The magnitude of stuff I just didn’t know gobsmacked me.
An example: How many people do you know who claim if they’re driving on private property – say, the local Woolies carpark – then the road rules don’t apply. If you know anyone like this, you can tell them from me that they’re full of it.
The Australian Road Rules apply to roads – and a road has a specific definition that has nothing whatsoever to do with whether the road is on privately-owned or public land.
Here’s the official definition: “A road is an area that is open to or used by the public, and is developed for, or has as one of its main uses, the driving or riding of motor vehicles.” Best read it a couple of times, because the implications are huge.
Here’s one: Let’s say you’ve had a few beers at the pub and, like a responsible driver you elect to cop a ride home from a (sober) mate or in a cab. But first, because you don’t like where your car is parked in the pub’s car park, you elect to drive it further down the back, where some drunk idiot is less likely to sideswipe it in the wee small hours. I mean, it’s not as if you’re rolling blotto here – there’s just a chance you might be over the limit.
So you move your car, the cops swing into the car park, they stop you and breath-test you. You fail the breath test, they arrest you, you get breathalysed and then charged with low-range PCA … and yet the offence occurred on private property. This is because the pub car park is a) open to the public and b) is developed for the riding or driving … blah, blah, blah. It’s a road.
That means all those other rules apply as well – seatbelts, giving way rules, having a registered car, mobile phones, indicators, having a driver’s license, etc. And guess what? It’s not just car parks – it’s beaches like Fraser Island or Sydney’s Stockton beach, bush tracks generally. Anywhere open to the public (or even closed to the public but used for driving anyway) is basically a road.
Now let’s take pedestrians. You have an obligation to avoid hitting one. Pedestrians have an obligation not to cause unnecessary obstructions. Pedestrians aren’t allowed to walk on the road if there’s a serviceable footpath or nature strip, and they’re not allowed to cross the road within 20 metres of a pedestrian crossing – but they are everywhere else. Drivers have to give way to pedestrians on crossings, obviously (give way means slow down, stop or remain stationary, if required, to avoid a collision). But if you are turning at an intersection and a pedestrian is crossing the road you’re turning into – you have to give way. Strangely this doesn’t apply at roundabouts.
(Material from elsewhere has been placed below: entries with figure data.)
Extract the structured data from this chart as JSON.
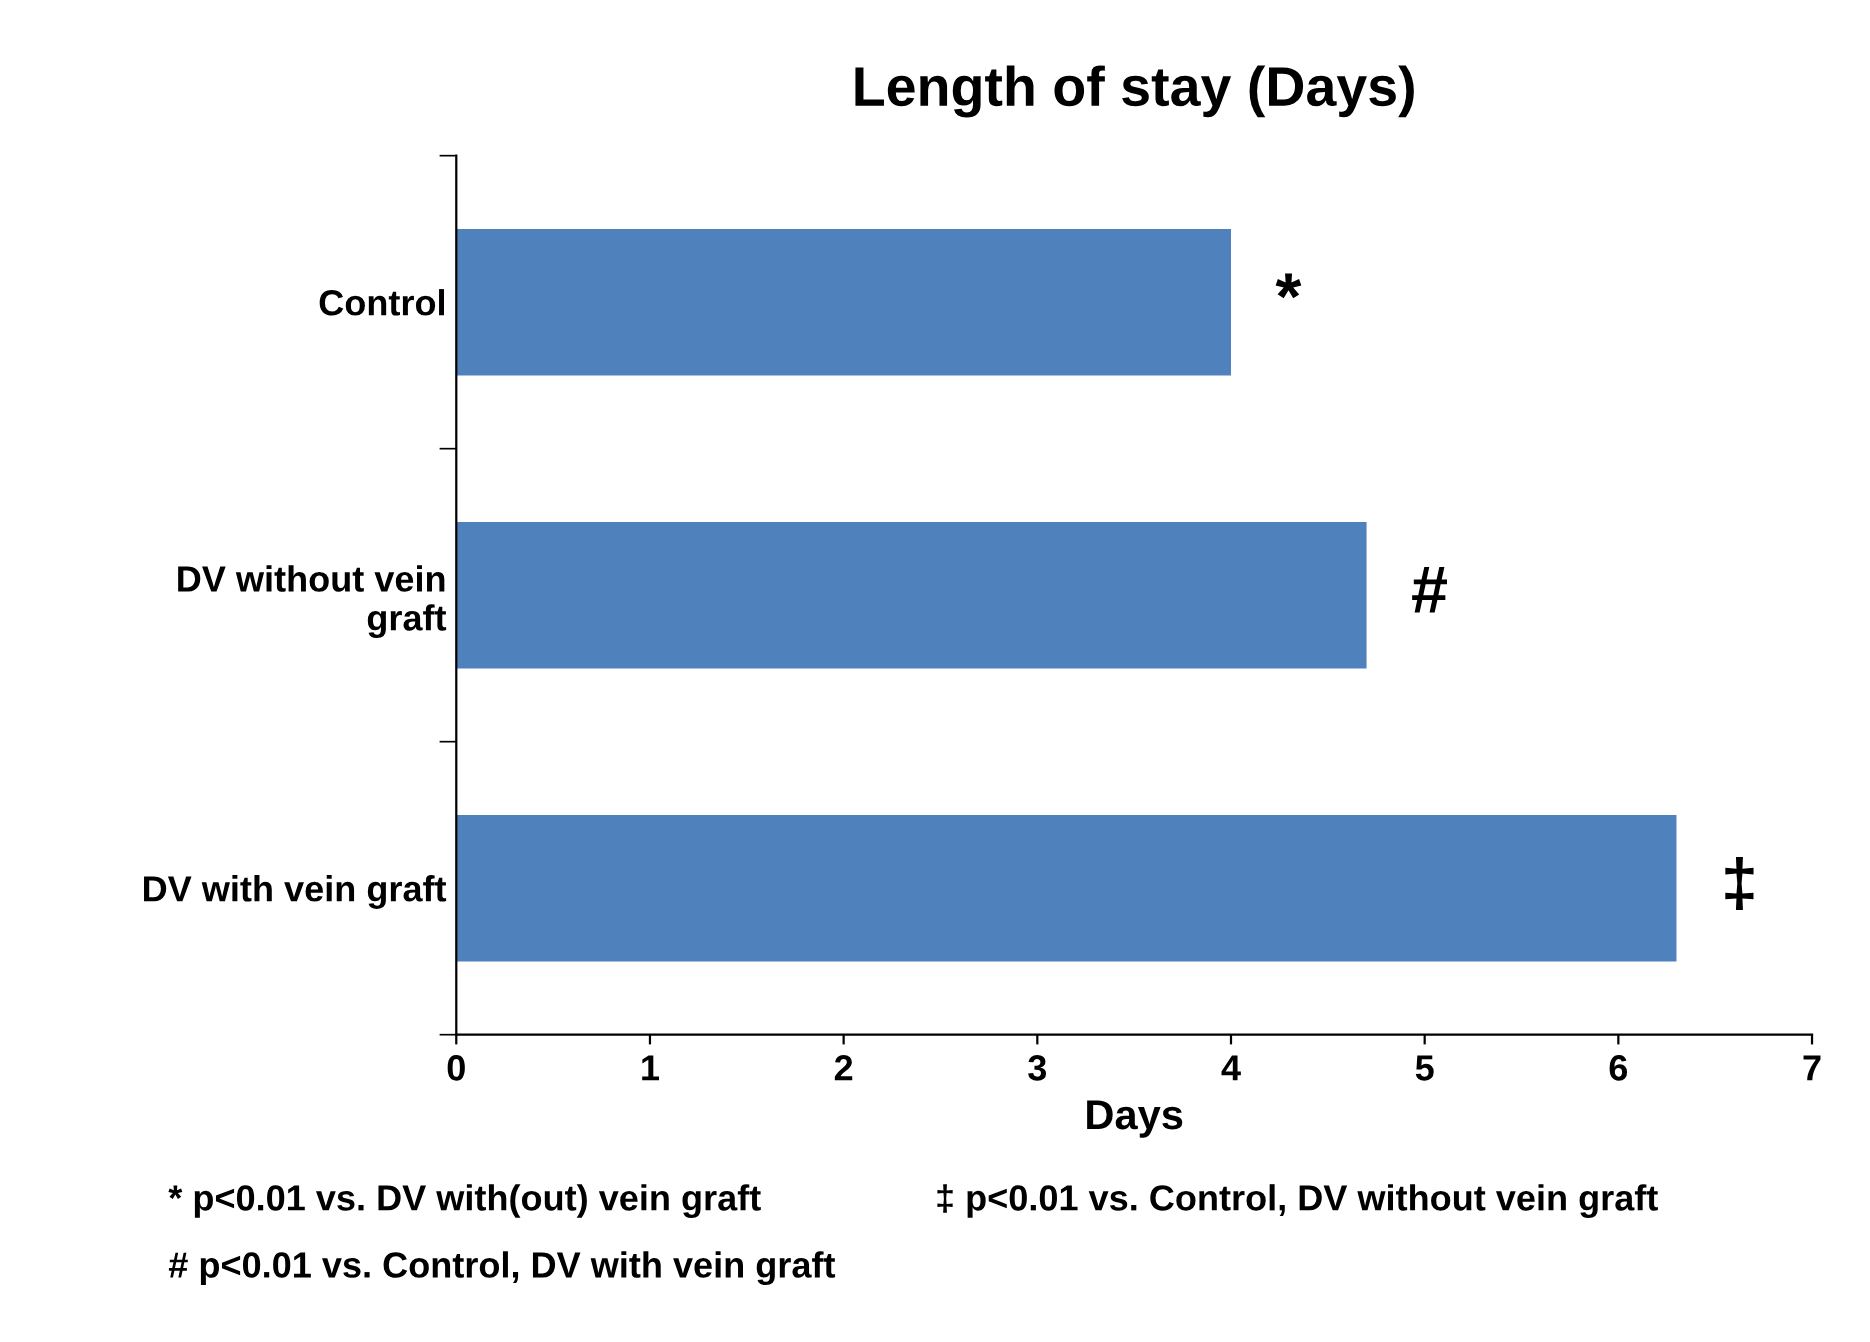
{
  "chart_data": {
    "type": "bar",
    "orientation": "horizontal",
    "title": "Length of stay (Days)",
    "xlabel": "Days",
    "categories": [
      "Control",
      "DV without vein\ngraft",
      "DV with vein graft"
    ],
    "values": [
      4.0,
      4.7,
      6.3
    ],
    "color": "#4f81bd",
    "xlim": [
      0,
      7
    ],
    "xticks": [
      0,
      1,
      2,
      3,
      4,
      5,
      6,
      7
    ],
    "grid": false,
    "legend": false,
    "annotations": [
      {
        "text": "*",
        "x": 4.0,
        "y": "Control"
      },
      {
        "text": "#",
        "x": 4.7,
        "y": "DV without vein\ngraft"
      },
      {
        "text": "‡",
        "x": 6.3,
        "y": "DV with vein graft"
      },
      "* p<0.01 vs. DV with(out) vein graft",
      "‡ p<0.01 vs. Control, DV without vein graft",
      "# p<0.01 vs. Control, DV with vein graft"
    ]
  }
}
And here’s some stuff most people don’t know about parking. Before you leave the vehicle – even if you’re just getting out briefly for whatever reason – it’s a legal requirement that you apply the parking brake. If you then move more than three metres away (the official distance to qualify as legally ‘leaving the vehicle’), you must also switch off the engine. If you leave the vehicle and there are no passengers (or only passengers under 16) you must remove the ignition key (the Road Rules haven’t adapted up to the existence of proximity keys yet).
If you leave the vehicle and there are no passengers, you must roll up the windows (at least within 2cm of shut) and also lock the doors.
If you knew all that stuff already, you’ve a better appreciation for the Road Rules than I had several months back. And if you didn’t, maybe it’s time you downloaded the PDF version of the Australian Road Rules and started curing your insomnia with it.